Eu não me vou meter na loucura que foi a produção (uma câmara roubada e seis técnicos, um argumento escrito em horas de que ninguém se lembra, os actores a actuar basicamente a realidade que estavam a viver, o realizador a ameaçar o elenco com uma pistola, as mui suaves alusões à profunda perversidade do protagonista)... isso acaba por interessar pouco no fim.
O filme é uma obra prima, é um espantoso retrato do absoluto génio do palco que era o Kinski e do absoluto génio da câmara que é o Herzog. A (não é falta, é absoluta) ausência de meios só lhes mostra o génio de uma maneira mais evidente...

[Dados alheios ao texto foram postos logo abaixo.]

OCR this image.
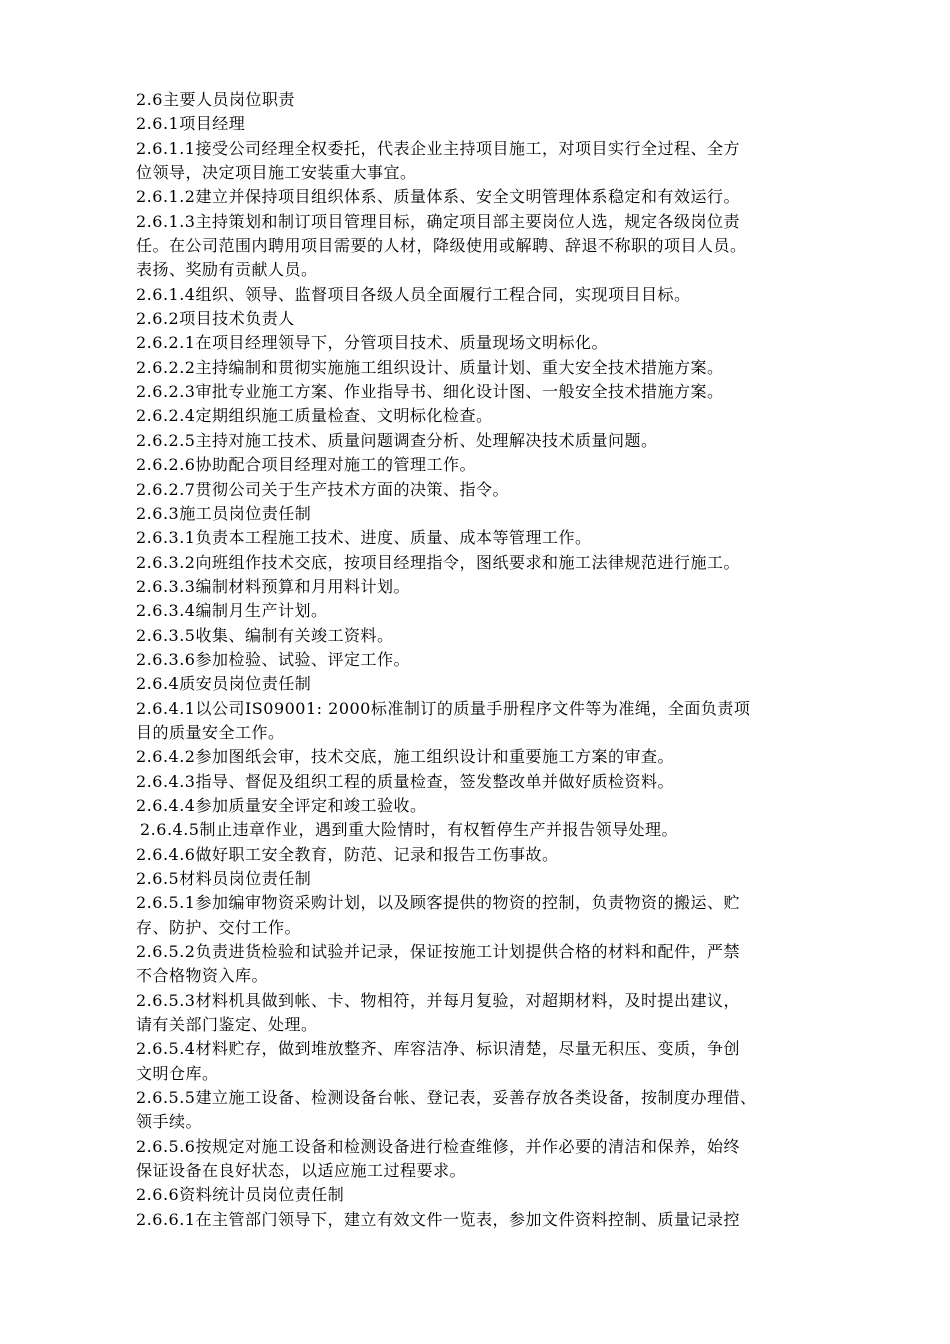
2.6主要人员岗位职责
2.6.1项目经理
2.6.1.1接受公司经理全权委托，代表企业主持项目施工，对项目实行全过程、全方
位领导，决定项目施工安装重大事宜。
2.6.1.2建立并保持项目组织体系、质量体系、安全文明管理体系稳定和有效运行。
2.6.1.3主持策划和制订项目管理目标，确定项目部主要岗位人选，规定各级岗位责
任。在公司范围内聘用项目需要的人材，降级使用或解聘、辞退不称职的项目人员。
表扬、奖励有贡献人员。
2.6.1.4组织、领导、监督项目各级人员全面履行工程合同，实现项目目标。
2.6.2项目技术负责人
2.6.2.1在项目经理领导下，分管项目技术、质量现场文明标化。
2.6.2.2主持编制和贯彻实施施工组织设计、质量计划、重大安全技术措施方案。
2.6.2.3审批专业施工方案、作业指导书、细化设计图、一般安全技术措施方案。
2.6.2.4定期组织施工质量检查、文明标化检查。
2.6.2.5主持对施工技术、质量问题调查分析、处理解决技术质量问题。
2.6.2.6协助配合项目经理对施工的管理工作。
2.6.2.7贯彻公司关于生产技术方面的决策、指令。
2.6.3施工员岗位责任制
2.6.3.1负责本工程施工技术、进度、质量、成本等管理工作。
2.6.3.2向班组作技术交底，按项目经理指令，图纸要求和施工法律规范进行施工。
2.6.3.3编制材料预算和月用料计划。
2.6.3.4编制月生产计划。
2.6.3.5收集、编制有关竣工资料。
2.6.3.6参加检验、试验、评定工作。
2.6.4质安员岗位责任制
2.6.4.1以公司IS09001: 2000标准制订的质量手册程序文件等为准绳，全面负责项
目的质量安全工作。
2.6.4.2参加图纸会审，技术交底，施工组织设计和重要施工方案的审查。
2.6.4.3指导、督促及组织工程的质量检查，签发整改单并做好质检资料。
2.6.4.4参加质量安全评定和竣工验收。
2.6.4.5制止违章作业，遇到重大险情时，有权暂停生产并报告领导处理。
2.6.4.6做好职工安全教育，防范、记录和报告工伤事故。
2.6.5材料员岗位责任制
2.6.5.1参加编审物资采购计划，以及顾客提供的物资的控制，负责物资的搬运、贮
存、防护、交付工作。
2.6.5.2负责进货检验和试验并记录，保证按施工计划提供合格的材料和配件，严禁
不合格物资入库。
2.6.5.3材料机具做到帐、卡、物相符，并每月复验，对超期材料，及时提出建议，
请有关部门鉴定、处理。
2.6.5.4材料贮存，做到堆放整齐、库容洁净、标识清楚，尽量无积压、变质，争创
文明仓库。
2.6.5.5建立施工设备、检测设备台帐、登记表，妥善存放各类设备，按制度办理借、
领手续。
2.6.5.6按规定对施工设备和检测设备进行检查维修，并作必要的清洁和保养，始终
保证设备在良好状态，以适应施工过程要求。
2.6.6资料统计员岗位责任制
2.6.6.1在主管部门领导下，建立有效文件一览表，参加文件资料控制、质量记录控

Que o filme é sobre o genocídio e a megalomania é chover no molhado... o que me parece gritante e sei que nunca ouvi ninguém dizer é que este filme é sobre o nazismo... se quisesse (eis a face pedagógica) mostrar o nazismo aos meninos mostrava-lhes isto (e não a “Lista de Schindler”)... a lista é um filme com nazis; isto é um filme sobre o nazismo: um bando de loucos numa jangada à deriva que vão conquistar o mundo apesar da única coisa que realmente fazem é matarem-se uns aos outros e queimar tudo à volta e foderem as próprias filhas para gerarem a “mais pura das raças”...
isto pode muito bem servir de retrato visual ao genocídio sul-americano do Bueno mas a verdade é que tem muito mais a ver com a Alemanha nazi que viveram o Herzog e o Kinski...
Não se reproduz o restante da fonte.